September 19th, 2008, 01:22 PM
I think you need to work on the fundamentals before you can expect a very young and probably exciteable pup to do something as hard as a sit/stay when someone comes to the door. From what you've described, your pup is not doing consistent/reliable sits/stays under calm training circumstances yet, so the expectation is a bit unreasonable.
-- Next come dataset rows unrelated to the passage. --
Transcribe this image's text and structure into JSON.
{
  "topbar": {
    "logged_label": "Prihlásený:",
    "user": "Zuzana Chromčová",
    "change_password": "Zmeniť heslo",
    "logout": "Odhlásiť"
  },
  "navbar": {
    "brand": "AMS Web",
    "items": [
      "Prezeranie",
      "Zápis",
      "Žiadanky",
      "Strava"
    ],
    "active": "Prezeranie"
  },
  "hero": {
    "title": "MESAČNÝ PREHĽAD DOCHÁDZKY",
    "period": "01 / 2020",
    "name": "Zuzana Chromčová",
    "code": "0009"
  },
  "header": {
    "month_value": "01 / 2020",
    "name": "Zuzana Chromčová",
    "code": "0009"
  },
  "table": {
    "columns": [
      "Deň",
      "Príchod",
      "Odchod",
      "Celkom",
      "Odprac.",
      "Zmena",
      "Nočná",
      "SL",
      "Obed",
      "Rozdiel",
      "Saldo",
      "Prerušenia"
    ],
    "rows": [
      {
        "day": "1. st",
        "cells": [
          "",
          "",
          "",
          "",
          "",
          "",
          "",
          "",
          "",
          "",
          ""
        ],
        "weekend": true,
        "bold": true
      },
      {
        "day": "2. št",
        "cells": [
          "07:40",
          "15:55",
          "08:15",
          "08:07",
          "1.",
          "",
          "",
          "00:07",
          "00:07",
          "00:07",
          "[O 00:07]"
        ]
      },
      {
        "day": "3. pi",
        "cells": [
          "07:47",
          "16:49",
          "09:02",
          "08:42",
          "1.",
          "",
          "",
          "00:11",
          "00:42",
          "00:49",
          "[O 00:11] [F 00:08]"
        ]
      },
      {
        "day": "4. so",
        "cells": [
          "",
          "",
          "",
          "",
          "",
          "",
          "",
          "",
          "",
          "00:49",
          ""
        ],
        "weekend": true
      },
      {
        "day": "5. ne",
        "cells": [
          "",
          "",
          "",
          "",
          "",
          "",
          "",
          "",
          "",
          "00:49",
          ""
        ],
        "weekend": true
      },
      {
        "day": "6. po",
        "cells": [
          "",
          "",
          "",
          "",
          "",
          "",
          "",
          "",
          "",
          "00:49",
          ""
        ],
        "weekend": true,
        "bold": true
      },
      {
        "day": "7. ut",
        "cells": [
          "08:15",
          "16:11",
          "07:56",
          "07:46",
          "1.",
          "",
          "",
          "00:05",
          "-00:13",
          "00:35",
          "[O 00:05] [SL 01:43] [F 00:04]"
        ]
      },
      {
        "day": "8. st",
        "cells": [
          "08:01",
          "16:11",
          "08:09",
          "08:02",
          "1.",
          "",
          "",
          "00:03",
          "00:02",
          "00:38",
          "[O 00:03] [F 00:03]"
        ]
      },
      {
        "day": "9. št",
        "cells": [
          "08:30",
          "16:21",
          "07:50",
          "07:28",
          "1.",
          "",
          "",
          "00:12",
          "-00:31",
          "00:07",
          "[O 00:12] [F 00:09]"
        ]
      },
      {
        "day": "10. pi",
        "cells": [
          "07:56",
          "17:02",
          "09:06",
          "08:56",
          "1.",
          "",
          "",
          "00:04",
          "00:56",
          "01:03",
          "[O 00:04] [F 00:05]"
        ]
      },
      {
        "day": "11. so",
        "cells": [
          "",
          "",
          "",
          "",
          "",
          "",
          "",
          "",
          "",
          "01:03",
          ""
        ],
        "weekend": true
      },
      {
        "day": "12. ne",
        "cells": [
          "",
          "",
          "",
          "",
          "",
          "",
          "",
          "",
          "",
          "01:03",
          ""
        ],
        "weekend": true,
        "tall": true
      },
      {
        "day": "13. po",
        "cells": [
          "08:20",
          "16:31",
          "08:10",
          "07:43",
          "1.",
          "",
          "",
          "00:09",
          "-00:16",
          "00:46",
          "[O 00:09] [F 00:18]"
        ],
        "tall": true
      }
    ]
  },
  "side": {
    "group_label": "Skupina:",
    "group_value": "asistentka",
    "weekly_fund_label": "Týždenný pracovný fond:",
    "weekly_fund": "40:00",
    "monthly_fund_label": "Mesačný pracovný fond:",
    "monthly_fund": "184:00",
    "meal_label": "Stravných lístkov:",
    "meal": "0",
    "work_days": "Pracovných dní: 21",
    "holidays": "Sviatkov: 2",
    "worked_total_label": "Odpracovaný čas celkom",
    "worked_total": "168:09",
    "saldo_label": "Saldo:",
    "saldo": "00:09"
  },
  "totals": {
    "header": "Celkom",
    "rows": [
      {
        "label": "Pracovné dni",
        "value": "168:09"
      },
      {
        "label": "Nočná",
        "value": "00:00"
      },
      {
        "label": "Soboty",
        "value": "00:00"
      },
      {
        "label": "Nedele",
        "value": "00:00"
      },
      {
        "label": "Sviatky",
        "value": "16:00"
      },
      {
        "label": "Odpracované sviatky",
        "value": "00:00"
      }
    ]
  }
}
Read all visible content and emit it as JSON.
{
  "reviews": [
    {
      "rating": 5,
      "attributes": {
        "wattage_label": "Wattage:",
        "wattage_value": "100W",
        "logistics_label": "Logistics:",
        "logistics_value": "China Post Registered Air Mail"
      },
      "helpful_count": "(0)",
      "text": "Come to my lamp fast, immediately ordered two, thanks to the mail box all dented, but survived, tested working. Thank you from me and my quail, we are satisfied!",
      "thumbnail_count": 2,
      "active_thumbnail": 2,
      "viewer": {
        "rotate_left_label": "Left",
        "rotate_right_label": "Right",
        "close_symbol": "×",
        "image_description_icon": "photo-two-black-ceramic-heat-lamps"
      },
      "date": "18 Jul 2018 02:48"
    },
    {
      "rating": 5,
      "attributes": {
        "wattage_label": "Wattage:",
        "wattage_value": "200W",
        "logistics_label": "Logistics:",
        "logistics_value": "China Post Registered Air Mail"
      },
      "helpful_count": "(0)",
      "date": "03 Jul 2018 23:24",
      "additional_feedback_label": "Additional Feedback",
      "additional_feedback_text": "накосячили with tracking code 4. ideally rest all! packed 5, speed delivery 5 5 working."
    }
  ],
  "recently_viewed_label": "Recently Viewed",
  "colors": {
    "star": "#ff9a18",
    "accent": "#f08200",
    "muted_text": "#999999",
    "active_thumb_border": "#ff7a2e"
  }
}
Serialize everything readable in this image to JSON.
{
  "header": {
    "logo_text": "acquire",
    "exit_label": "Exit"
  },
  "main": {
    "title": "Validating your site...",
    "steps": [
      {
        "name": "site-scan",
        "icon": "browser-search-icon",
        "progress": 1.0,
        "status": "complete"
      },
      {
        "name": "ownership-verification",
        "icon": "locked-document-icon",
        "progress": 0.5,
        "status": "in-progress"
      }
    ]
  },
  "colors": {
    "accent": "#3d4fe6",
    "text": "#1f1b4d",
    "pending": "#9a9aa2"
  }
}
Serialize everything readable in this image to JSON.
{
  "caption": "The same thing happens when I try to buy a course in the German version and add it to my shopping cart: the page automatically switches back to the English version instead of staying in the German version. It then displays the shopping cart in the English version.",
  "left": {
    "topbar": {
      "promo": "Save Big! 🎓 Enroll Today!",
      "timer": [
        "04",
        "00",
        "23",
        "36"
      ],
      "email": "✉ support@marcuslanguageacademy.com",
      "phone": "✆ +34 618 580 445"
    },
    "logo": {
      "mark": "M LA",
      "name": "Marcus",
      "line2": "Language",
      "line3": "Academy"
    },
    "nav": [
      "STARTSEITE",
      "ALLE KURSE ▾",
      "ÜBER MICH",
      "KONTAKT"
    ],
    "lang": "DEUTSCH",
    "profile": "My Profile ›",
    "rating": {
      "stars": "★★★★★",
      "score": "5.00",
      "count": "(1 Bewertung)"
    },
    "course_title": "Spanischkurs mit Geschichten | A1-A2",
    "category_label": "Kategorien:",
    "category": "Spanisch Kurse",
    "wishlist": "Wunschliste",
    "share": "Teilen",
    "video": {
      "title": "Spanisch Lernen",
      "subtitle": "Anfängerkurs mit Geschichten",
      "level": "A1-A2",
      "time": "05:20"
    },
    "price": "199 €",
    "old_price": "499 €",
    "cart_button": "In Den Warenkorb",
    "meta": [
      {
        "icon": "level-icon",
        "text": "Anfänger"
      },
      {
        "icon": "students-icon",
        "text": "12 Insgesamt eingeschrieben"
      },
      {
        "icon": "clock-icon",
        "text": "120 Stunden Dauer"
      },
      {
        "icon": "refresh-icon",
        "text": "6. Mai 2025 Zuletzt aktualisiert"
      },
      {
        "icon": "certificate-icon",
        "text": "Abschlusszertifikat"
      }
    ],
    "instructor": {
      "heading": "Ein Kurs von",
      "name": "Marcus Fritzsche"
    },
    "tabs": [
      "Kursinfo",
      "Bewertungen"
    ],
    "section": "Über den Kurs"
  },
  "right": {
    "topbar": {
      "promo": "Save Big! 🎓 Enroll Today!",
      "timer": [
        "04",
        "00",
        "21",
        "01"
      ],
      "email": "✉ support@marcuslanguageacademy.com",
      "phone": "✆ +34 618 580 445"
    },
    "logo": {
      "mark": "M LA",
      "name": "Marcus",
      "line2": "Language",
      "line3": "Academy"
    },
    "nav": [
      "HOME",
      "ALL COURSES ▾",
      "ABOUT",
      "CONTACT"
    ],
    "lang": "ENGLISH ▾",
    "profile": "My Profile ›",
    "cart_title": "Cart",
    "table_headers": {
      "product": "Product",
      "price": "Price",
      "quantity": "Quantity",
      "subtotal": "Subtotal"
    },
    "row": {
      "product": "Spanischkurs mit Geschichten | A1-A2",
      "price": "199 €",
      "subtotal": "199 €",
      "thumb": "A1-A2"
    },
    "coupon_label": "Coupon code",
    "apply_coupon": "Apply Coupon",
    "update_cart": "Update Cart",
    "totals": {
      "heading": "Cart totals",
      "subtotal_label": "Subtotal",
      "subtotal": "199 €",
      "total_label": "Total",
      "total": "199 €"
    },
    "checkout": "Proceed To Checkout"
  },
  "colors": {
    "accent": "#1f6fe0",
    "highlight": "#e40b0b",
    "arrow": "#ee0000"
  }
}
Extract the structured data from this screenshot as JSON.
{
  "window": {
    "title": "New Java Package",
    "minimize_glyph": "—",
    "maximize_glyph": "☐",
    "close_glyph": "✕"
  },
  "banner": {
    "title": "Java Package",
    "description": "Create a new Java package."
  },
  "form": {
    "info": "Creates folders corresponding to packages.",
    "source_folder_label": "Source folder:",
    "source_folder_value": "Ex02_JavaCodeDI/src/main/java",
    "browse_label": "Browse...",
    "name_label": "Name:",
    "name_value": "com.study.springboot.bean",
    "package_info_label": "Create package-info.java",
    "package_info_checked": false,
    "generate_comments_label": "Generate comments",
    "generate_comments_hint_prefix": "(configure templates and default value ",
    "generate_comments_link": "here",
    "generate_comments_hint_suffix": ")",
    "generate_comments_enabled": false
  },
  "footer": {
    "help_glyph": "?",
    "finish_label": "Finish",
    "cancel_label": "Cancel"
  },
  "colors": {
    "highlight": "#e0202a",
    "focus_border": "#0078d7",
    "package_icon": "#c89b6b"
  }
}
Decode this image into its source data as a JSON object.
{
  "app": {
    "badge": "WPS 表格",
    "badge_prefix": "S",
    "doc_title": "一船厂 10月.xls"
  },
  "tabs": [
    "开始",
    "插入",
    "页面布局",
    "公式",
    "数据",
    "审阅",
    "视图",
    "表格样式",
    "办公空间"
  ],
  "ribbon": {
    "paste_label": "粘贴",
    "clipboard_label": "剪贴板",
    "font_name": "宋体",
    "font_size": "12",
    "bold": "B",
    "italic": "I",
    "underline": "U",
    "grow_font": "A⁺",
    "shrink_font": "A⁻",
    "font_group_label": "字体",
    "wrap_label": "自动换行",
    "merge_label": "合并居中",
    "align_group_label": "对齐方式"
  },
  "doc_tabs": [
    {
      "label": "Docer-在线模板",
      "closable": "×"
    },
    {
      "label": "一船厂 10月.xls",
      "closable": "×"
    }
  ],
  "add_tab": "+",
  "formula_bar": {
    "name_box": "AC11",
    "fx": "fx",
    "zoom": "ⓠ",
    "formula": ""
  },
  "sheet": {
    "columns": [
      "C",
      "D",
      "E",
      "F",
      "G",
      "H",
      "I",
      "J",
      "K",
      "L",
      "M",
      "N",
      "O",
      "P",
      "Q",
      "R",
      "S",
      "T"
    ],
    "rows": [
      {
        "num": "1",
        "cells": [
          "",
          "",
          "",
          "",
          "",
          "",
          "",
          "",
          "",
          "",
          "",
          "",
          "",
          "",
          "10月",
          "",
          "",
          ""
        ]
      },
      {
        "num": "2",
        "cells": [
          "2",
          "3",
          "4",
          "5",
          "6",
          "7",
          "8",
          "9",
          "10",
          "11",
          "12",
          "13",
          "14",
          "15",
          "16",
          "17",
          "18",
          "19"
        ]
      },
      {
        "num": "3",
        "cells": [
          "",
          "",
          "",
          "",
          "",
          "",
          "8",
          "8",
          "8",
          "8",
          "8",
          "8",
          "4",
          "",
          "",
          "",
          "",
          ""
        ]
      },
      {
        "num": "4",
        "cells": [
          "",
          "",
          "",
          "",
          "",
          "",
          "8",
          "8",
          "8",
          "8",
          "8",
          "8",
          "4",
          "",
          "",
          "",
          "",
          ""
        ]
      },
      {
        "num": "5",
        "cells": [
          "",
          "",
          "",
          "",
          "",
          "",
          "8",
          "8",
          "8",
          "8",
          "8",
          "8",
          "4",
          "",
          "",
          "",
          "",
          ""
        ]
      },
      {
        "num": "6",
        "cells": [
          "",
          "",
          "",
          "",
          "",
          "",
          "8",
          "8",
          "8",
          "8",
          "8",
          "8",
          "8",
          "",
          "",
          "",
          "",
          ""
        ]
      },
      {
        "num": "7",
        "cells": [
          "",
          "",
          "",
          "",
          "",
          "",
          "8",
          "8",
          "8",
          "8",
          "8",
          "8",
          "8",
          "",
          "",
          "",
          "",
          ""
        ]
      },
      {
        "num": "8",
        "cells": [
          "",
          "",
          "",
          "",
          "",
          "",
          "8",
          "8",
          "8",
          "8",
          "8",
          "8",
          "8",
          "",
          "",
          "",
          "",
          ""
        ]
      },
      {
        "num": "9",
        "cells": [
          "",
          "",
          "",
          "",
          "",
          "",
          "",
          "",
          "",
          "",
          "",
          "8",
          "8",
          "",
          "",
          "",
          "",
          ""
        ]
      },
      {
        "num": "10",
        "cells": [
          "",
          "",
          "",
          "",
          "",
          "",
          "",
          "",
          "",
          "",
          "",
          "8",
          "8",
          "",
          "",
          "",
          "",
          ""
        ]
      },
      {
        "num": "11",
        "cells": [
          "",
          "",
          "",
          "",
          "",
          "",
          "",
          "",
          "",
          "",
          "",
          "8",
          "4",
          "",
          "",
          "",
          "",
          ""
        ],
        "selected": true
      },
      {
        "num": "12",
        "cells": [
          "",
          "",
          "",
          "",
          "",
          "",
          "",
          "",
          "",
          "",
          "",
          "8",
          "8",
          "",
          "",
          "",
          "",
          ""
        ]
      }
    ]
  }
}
You need LOTS of on-leash training here. The type of colar will be up to you and up to the pup, but for a little one a regular flat nylon collar would be fine. Get the long training lead as suggested. Twice a day, for 5-10 minutes at a time, practice his basic obedience commands while on-leash: sit, down, sit/stay, down/stay, come. Say the command ONCE in a firm tone and if the pup doesn't comply right away, use either your hand (ie on his butt or shoulders) or the leash (pulling down to the ground for a "down" or towards you for a "come") to put him in the position you want. Same for the "stay", use the leash to move him right back where you wanted him. Praise or reward when he manages to do the command. It will probably be a few months until you can move to off-leash training, and only then once he's totally reliable on-leash. (Again, check your expectations for him right now). Keep in mind that his attention span at his age is short, and he's not going to want to sit/stay for more than about a minute, max.
Two basic short-term solutions for the door issue: when someone comes to the door, put him in his crate. There's no need for him to be underfoot, you're in charge of greeting. If jumping is a regular problem, I usually will fold my arms on my chest, turn away and look away, no contact at all. They don't get the desired response, so they move off and/or sit. Praise when sitting. When people come to the door, instruct them not to look at, speak to, or acknowledge the dog at all until everyone is in the house and settled and the dog has calmed down. Then invite the dog over for some attention and reward him for the calm behaviour.
October 17th, 2008, 12:31 AM
I also have a border collie (cross), and he used to jump up on people that came over all the time. I tried the leash training when someone came to the door but it was a bit too much for me because I was also trying to keep the cat from running outside!
The first thing we did was train him with "OFF" as opposed to down, since we use "down" as a command to lay down.
Next, when our dog jumped up we would gently put our knee up (90 degree angle almost) and say "OFF". Be careful to do this slowly enough and not knee him in the head. The motion of putting your knee up will force him to get down. Also, some dogs don't like their paws being held (like mine) so you can try this one too, if applicable. When your dog jumps up, grab his paws in your hands and give a firm squeeze. Not too hard, but enough that he can't pull away right away. Soon he will start wiggling to get down on all 4's. After a few seconds give the command you have chosen (ie: OFF) and release him down to the ground.
After about a week our dog learned that when he jumped up we would put our knee up and force him down, and/or he would have his paws held and be stuck squirming for 2-3 seconds, which he really didn't' like. He never jumps up anymore.
Also, make sure your guests aren't petting/patting him AT ALL when he jumps up, or he will learn to like it even more!
PS - As for the not coming when called thing, I carried treats in my pocket at all times, and my dog knew it. I would call him and if he came then sometimes he got a treat. Sometimes he got lots and lots of love and hugs and a belly rub, and sometimes he got a treat. He knew I had an "endless pocket of treats" and it was worth it to him to come over and see if he'd get one. Probably not the most conventional method of training, but it worked! Organic chicken jerky or lamb jerky treats worked well. They are pure meat, nothing added, and small enough that it was just a little nibble.
October 17th, 2008, 02:22 PM
We have the same problem with our beagle/basset mix puppy. The only difference is that he jumps only jumps the family. Whenever I come home from work, he tries to jump on me, but whenever we are on walks and someone greets him, he sits and lets them pet him. Hmmm. . .
I have curved the jumping a bit by doing what someone suggested, crossing of the arms and turning around. When I ignore him, he sits and whines a little because I'm not showing affection. Sometimes I just go about my usual after work routine without even saying a word. That calms him down a bit and that is when I pet him.